Newspaper companies are finding models to sustain the so-called ‘Trump Bump’
Earlier in the year, there was considerable talk about the so-called “Trump Bump” — the idea that the unpredictable events of the past year have driven growth in news audience. Now, many newspaper companies’ second-quarter results confirm that this bump may signal the successful acceleration of efforts to grow—and sustain—digital subscription revenue.
Growth has continued throughout the year, with several individual newspapers—both national publications and large regional dailies—breaking the six-figure digital subscription mark, according to published accounts.
Among the numbers cited by publicly-held newspaper companies in their second-quarter results:
– Gannett Co.: Reported 59.5 percent year-over-year growth in digital-only subscriber volumes, now totaling nearly 290,000.

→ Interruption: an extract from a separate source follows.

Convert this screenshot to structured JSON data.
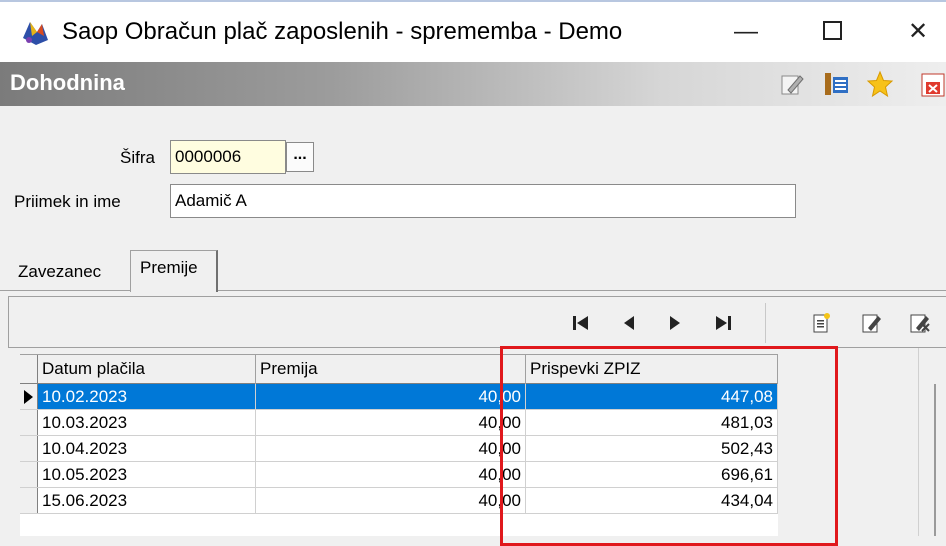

– McClatchy: Grew digital-only subscribers to 91,000, up 13.8 percent from 1Q 2016.
– New York Times Co.: Added 93,000 net digital-only subscriptions, a 69 percent increase in growth compared to 2Q 2016. Digital-only Times subscriptions now exceed 2.33 million.
– tronc, Inc.: Reported 220,000 digital-only subscribers in 2Q 2017, up 89 percent year-over-year. The company attributes its 2 percent increase in circulation revenue in part to digital-only subscribers.
– The Washington Post: Disclosed in late September that it had more than 1 million paying digital-only subscribers.
“Recent success appears to be a mix of increasingly compelling news content and a growing acceptance among consumers to pay for news content, along with the well-publicized post-election growth in demand for trusted, credible news brands,” says John Murray, News Media Alliance’s vice president for audience development. “We also believe that increased expertise at marketing digital subscriptions has contributed to this success. This, along with content that engages readers, are areas where newspaper publishers can have a direct impact in continuing the recent momentum.”
Matt Lindsay President of Mather Economics, agrees. “The product offerings have evolved,” he says. “More publishers are moving away from intrusive advertising models and investing in the user experience, particularly on mobile devices, in a bid to improve engagement, and indirectly, conversion rates.”
Newspaper publishers also are deploying increasingly sophisticated strategies to target potential digital subscribers. Along with running conversion campaigns on their sites promoting the importance of local news (“It’s worth knowing what’s going on,” “Support quality journalism” and “Knowledge is eye-opening” are among the slogans now found in newspaper campaigns), more publishers are beginning to divide their digital audiences into segments and target subscription offers based on their interests.
To help document the essential elements for success with digital subscription revenue, the Alliance recently conducted a webinar describing efforts by two publishers to grow—and sustain—paid digital subscriptions. The Alliance will publish a paper detailing these strategies in more detail later this fall. Two of the key strategies include:
– Identifying—and segmenting—audience. Publishers are finding ways to identify different types of readers, such as sports enthusiasts, snowbirds, or local news junkies, and target offers and premium products to them based on those specific interests.
First, it’s important to realize that digital-only users don’t always look like the current subscriber base. “Our current subscription base is mostly print subscribers, which is a very different audience from digital,” says Kelli Dakake, senior manager of digital subscription sales for Cox Media Group. “Targeting lookalikes doesn’t work as well when switching from one medium to another.”
Existing analytics solutions are generally “designed to track advertising audiences and not reading audiences,” says Lindsay. While more sophisticated tools are entering the market, publishers can begin with simple data-collection objectives, such as encouraging online users to subscribe to newsletters and enabling features if they register, “to get in the mindset of collecting data about their audience and making them known,” Lindsay says.
– Minimizing churn. As on the print side, reducing the number of stops is crucial to sustaining digital revenue. While the physical delivery problems that can exacerbate print non-renewals are less of an issue online, shifting from a low introductory offer to higher price points can contribute to digital churn. Some publishers are experimenting with different pricing points to address this issue. Numerous publishers also have introduced loyalty programs that offer premium subscribers access to exclusive content or other offerings to foster engagement over time. The goal, says Dakake, is to “surprise and delight our loyal subscribers to keep them happy and make sure they’re getting what they pay for and what they want.”